Jackson achieved great and continuing success throughout Europe, Asia, and Australia, but has never found the same level of fame in her native United States. She toured with rock and roll pioneers such as Elvis Presley, Jerry Lee Lewis, and Buddy Holly. She has been nominated for two Grammys, and has been awarded the Oklahoma Native Daughter Award. She has been inducted into the Oklahoma Country Music Hall of Fame, the Rockabilly Hall of Fame, the International Hall of Fame, the International Gospel Music Hall of Fame, the Oklahoma Music Hall of Fame, and the German Country Music Hall of Fame, but remains conspicuously absent from the Rock and Roll Hall of Fame.
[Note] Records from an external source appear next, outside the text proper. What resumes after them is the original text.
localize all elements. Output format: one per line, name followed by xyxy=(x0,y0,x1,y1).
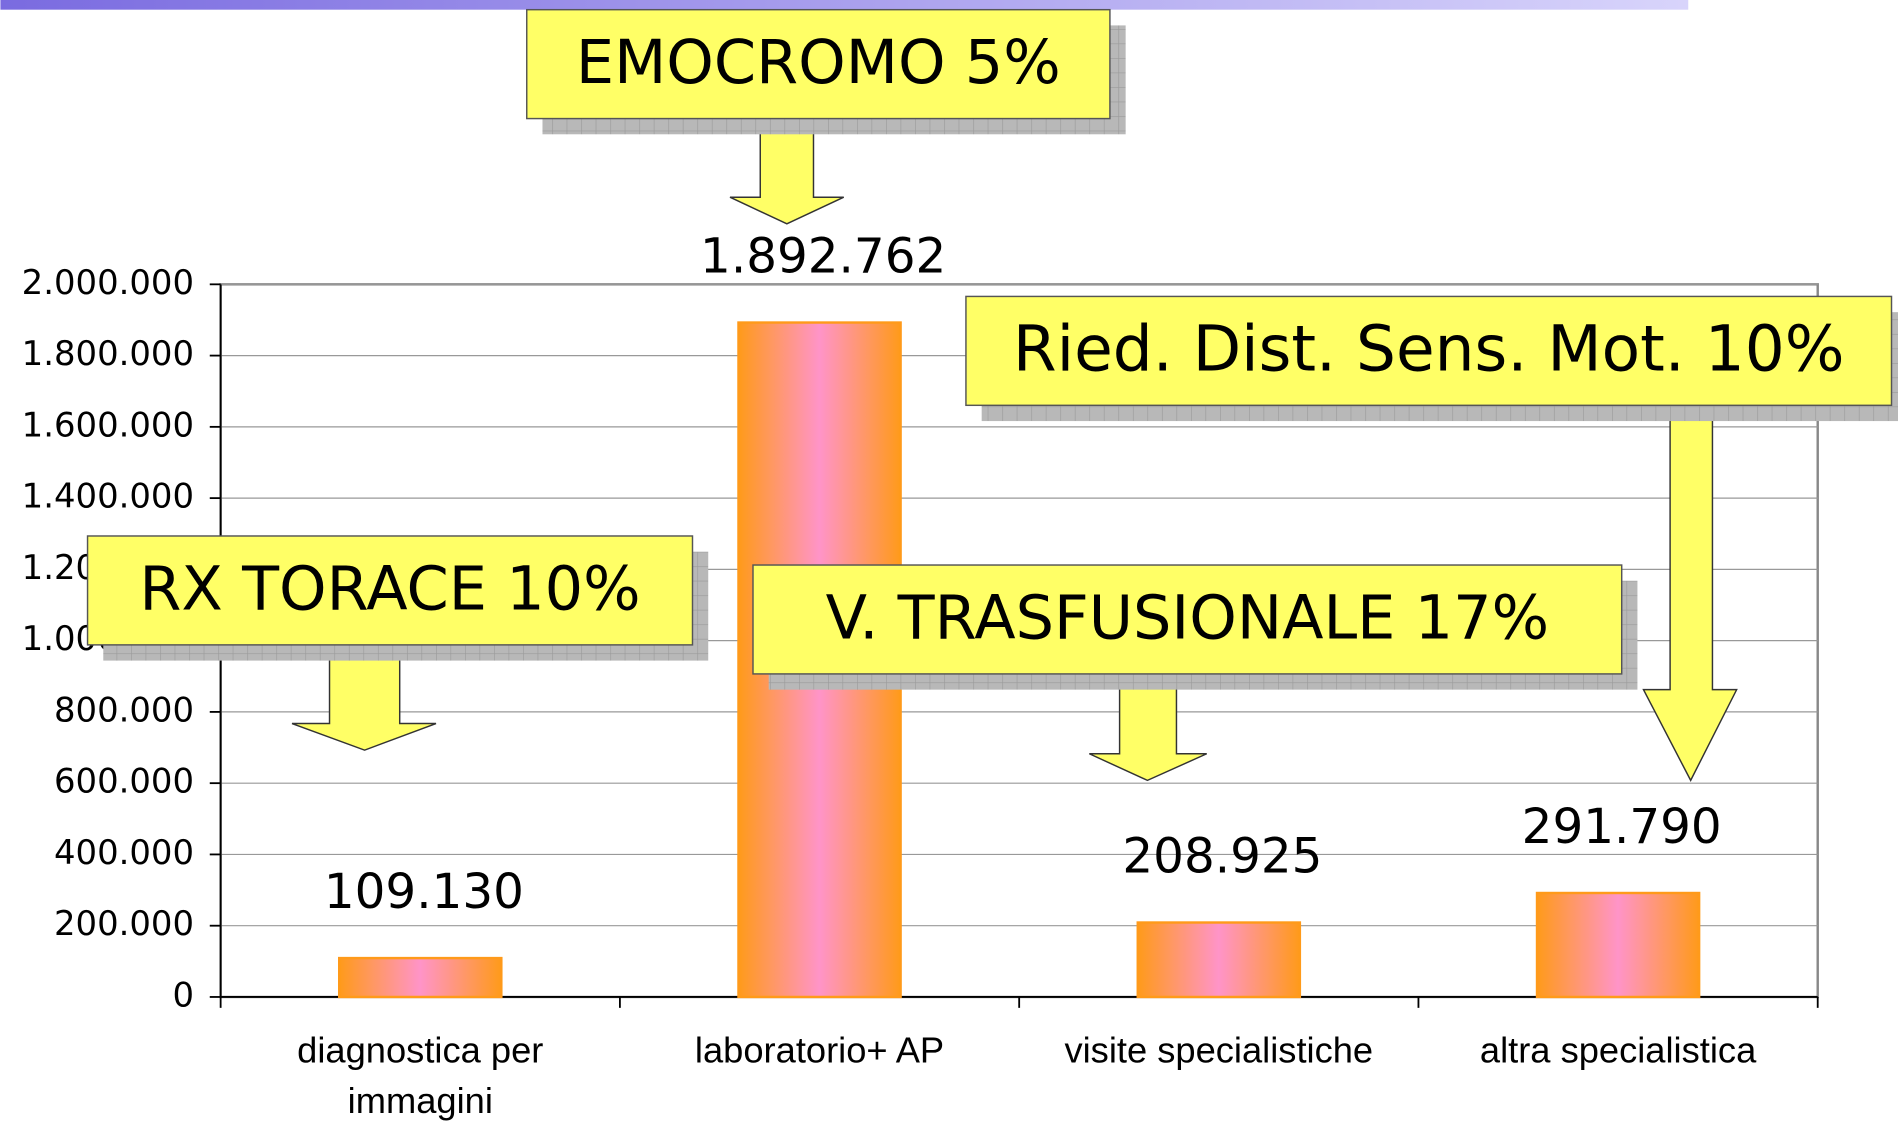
x-tick-label: visite specialistiche xyxy=(1064,1030,1374,1071)
y-tick-label: 2.000.000 xyxy=(22,263,194,302)
y-tick-label: 800.000 xyxy=(54,690,194,729)
callout-box xyxy=(752,564,1623,675)
bar xyxy=(1136,921,1302,999)
value-label: 109.130 xyxy=(324,864,524,920)
y-tick-label: 200.000 xyxy=(54,904,194,943)
callout-text: V. TRASFUSIONALE 17% xyxy=(826,583,1549,653)
callout-box xyxy=(86,535,694,646)
y-tick-label: 0 xyxy=(172,975,194,1014)
callout-arrow xyxy=(1642,416,1738,782)
value-label: 1.892.762 xyxy=(700,229,946,285)
value-label: 208.925 xyxy=(1122,829,1322,885)
y-tick-label: 1.600.000 xyxy=(22,405,194,444)
x-tick-label: altra specialistica xyxy=(1479,1030,1757,1071)
bar xyxy=(1535,891,1701,999)
x-tick-label-box: diagnostica per immagini xyxy=(297,1030,544,1122)
banner xyxy=(0,0,1689,10)
x-tick-label-box: altra specialistica xyxy=(1479,1030,1757,1071)
y-tick-label: 600.000 xyxy=(54,762,194,801)
callout-text: Ried. Dist. Sens. Mot. 10% xyxy=(1013,312,1845,385)
x-tick-label: diagnostica per immagini xyxy=(297,1030,544,1122)
bar xyxy=(337,956,503,999)
callout-text: RX TORACE 10% xyxy=(139,554,640,624)
callout-arrow xyxy=(729,117,845,225)
y-tick-label: 400.000 xyxy=(54,833,194,872)
callout-box xyxy=(526,8,1111,120)
callout-text: EMOCROMO 5% xyxy=(576,28,1061,98)
callout-box xyxy=(965,295,1893,407)
x-tick-label-box: laboratorio+ AP xyxy=(694,1030,945,1071)
value-label: 291.790 xyxy=(1522,799,1722,855)
y-tick-label: 1.400.000 xyxy=(22,477,194,516)
y-tick-label: 1.800.000 xyxy=(22,334,194,373)
x-tick-label-box: visite specialistiche xyxy=(1064,1030,1374,1071)
x-tick-label: laboratorio+ AP xyxy=(694,1030,945,1071)
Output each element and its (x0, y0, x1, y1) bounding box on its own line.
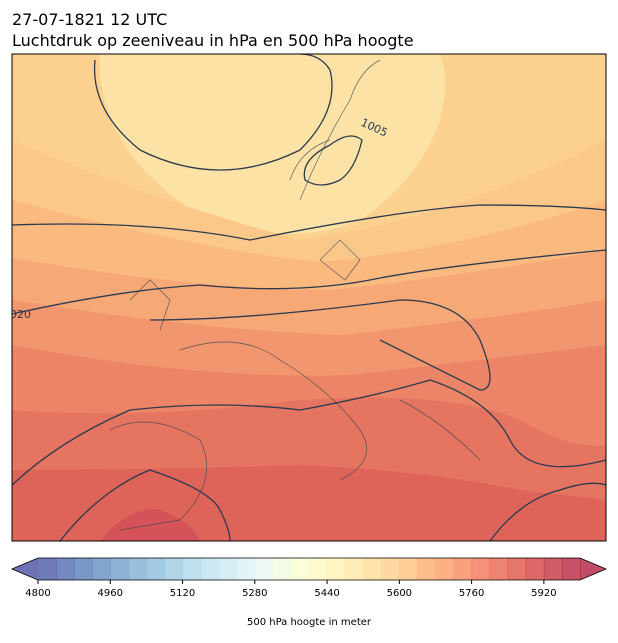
band (99, 54, 445, 234)
colorbar-cell (435, 558, 455, 580)
colorbar-cell (417, 558, 436, 580)
colorbar-tick-label: 4800 (25, 588, 50, 599)
colorbar-tick-label: 5280 (242, 588, 267, 599)
contour-label: 1020 (3, 308, 31, 321)
isobar (59, 469, 231, 541)
colorbar: 4800 4960 5120 5280 5440 5600 5760 5920 (10, 557, 608, 599)
colorbar-cell (38, 558, 57, 580)
colorbar-tick-label: 5440 (314, 588, 339, 599)
title-description: Luchtdruk op zeeniveau in hPa en 500 hPa… (12, 31, 414, 50)
colorbar-tick-label: 5920 (531, 588, 556, 599)
map: 1005 1020 (3, 54, 606, 541)
map-frame (11, 53, 607, 542)
colorbar-tick-label: 5120 (170, 588, 195, 599)
colorbar-cell (345, 558, 364, 580)
colorbar-cell (110, 558, 129, 580)
isobar (489, 482, 606, 541)
colorbar-cell (363, 558, 382, 580)
colorbar-cell (561, 558, 581, 580)
colorbar-cell (272, 558, 292, 580)
isobar (12, 379, 606, 486)
isobar (93, 54, 333, 171)
colorbar-cell (507, 558, 527, 580)
colorbar-cell (309, 558, 328, 580)
title-date: 27-07-1821 12 UTC (12, 10, 167, 29)
colorbar-cell (56, 558, 75, 580)
colorbar-cell (525, 558, 545, 580)
colorbar-tick-label: 5760 (459, 588, 484, 599)
colorbar-tick-label: 5600 (387, 588, 412, 599)
coastline (109, 59, 481, 531)
colorbar-cell (381, 558, 400, 580)
colorbar-cell (200, 558, 220, 580)
colorbar-extend (580, 558, 606, 580)
colorbar-cell (471, 558, 491, 580)
colorbar-cell (489, 558, 509, 580)
colorbar-cell (290, 558, 310, 580)
isobar (12, 204, 606, 241)
colorbar-cell (74, 558, 93, 580)
colorbar-cell (92, 558, 111, 580)
colorbar-cell (182, 558, 202, 580)
colorbar-outline (10, 557, 608, 581)
colorbar-cell (146, 558, 165, 580)
colorbar-cell (327, 558, 346, 580)
colorbar-extend (12, 558, 38, 580)
isobar (149, 299, 491, 391)
colorbar-cell (128, 558, 147, 580)
colorbar-cell (543, 558, 563, 580)
isobar (12, 249, 606, 315)
isobar (303, 135, 363, 186)
colorbar-cell (164, 558, 184, 580)
colorbar-cell (236, 558, 256, 580)
colorbar-label: 500 hPa hoogte in meter (247, 617, 372, 628)
colorbar-cell (254, 558, 274, 580)
colorbar-tick-label: 4960 (98, 588, 123, 599)
colorbar-cell (218, 558, 238, 580)
colorbar-cell (399, 558, 418, 580)
colorbar-cell (453, 558, 473, 580)
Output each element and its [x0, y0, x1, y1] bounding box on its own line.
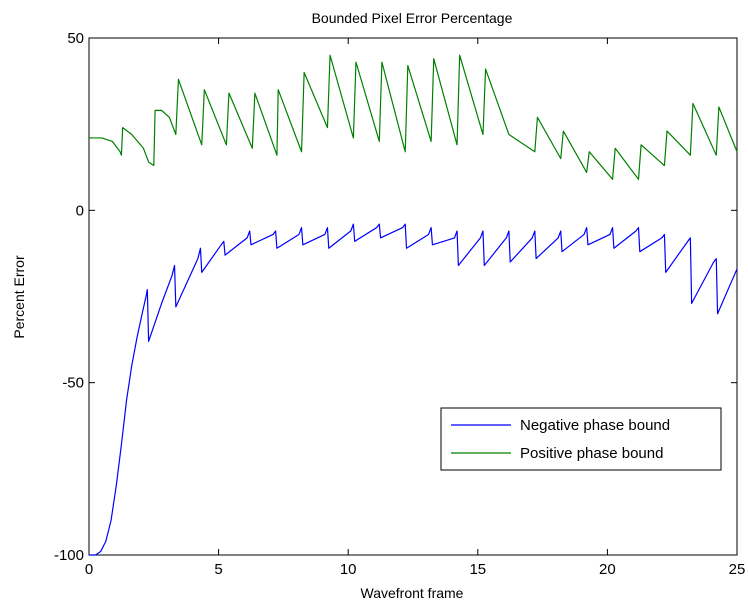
x-tick-label: 20	[599, 561, 616, 578]
x-axis-label: Wavefront frame	[361, 585, 464, 601]
chart-title: Bounded Pixel Error Percentage	[312, 10, 513, 26]
x-tick-label: 0	[85, 561, 93, 578]
x-tick-label: 5	[214, 561, 222, 578]
legend-label-positive: Positive phase bound	[520, 445, 663, 462]
y-axis-label: Percent Error	[11, 255, 27, 339]
x-tick-label: 25	[729, 561, 746, 578]
legend-label-negative: Negative phase bound	[520, 417, 670, 434]
y-tick-label: -100	[54, 547, 84, 564]
y-tick-label: 50	[67, 30, 84, 47]
x-tick-label: 10	[340, 561, 357, 578]
plot-area	[89, 38, 737, 555]
y-tick-label: 0	[76, 202, 84, 219]
x-tick-label: 15	[469, 561, 486, 578]
legend: Negative phase bound Positive phase boun…	[441, 408, 721, 470]
y-tick-label: -50	[62, 375, 84, 392]
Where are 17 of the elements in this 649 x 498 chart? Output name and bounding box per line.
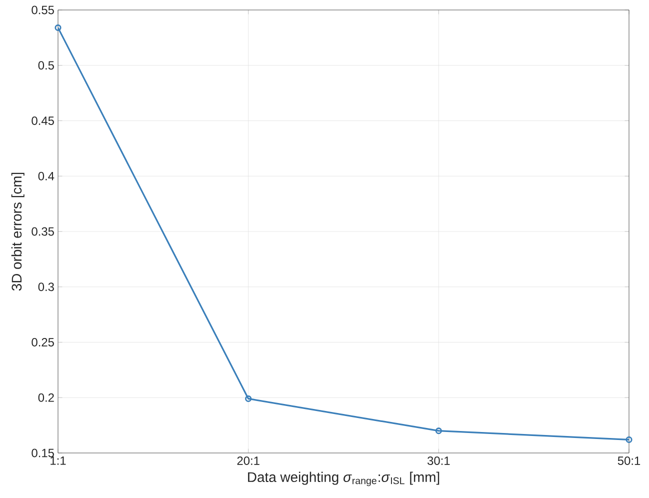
x-tick-label: 30:1 [427,456,450,465]
y-tick-label: 0.55 [32,6,54,14]
y-tick-label: 0.15 [32,448,54,458]
y-tick-label: 0.5 [38,61,54,70]
point [435,428,442,434]
y-tick-label: 0.45 [32,116,54,125]
y-tick-label: 0.2 [38,393,54,402]
y-tick-label: 0.35 [32,227,54,236]
x-tick-label: 1:1 [50,456,66,465]
x-tick-label: 50:1 [618,456,640,465]
y-axis-title: 3D orbit errors [cm] [11,172,24,291]
y-tick-label: 0.3 [38,282,54,292]
point [245,395,252,402]
x-axis-title: Data weighting σ$_{range}$:σ$_{ISL}$ [mm] [248,472,440,486]
y-tick-label: 0.4 [38,172,54,180]
y-tick-label: 0.25 [32,338,54,346]
x-tick-label: 20:1 [237,456,260,465]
A born-again Christian, Jackson and her husband/manager Wendell Goodman abandoned rock and roll in 1971 and spent the next 25 years performing gospel in churches.

In 1996, Jackson was invited by alt-country singer Rosie Flores to duet with her on an upcoming album. The two were so pleased with the results that Jackson joined Flores on a handful of promotional club dates which were soon extended into a five-week North American tour. Jackson, plesantly surprised to discover that she and her songs were known by a generation of rockabilly fans her grandchildren's age, soon assembled her own band and returned to clubs and festivals, where she continues to perform.
In recent years Jackson has recorded with such artists as The Cramps, Lee Rocker, Dave Alvin, and Elvis Costello. 2006 saw the release of a new Jackson album, I Remember Elvis.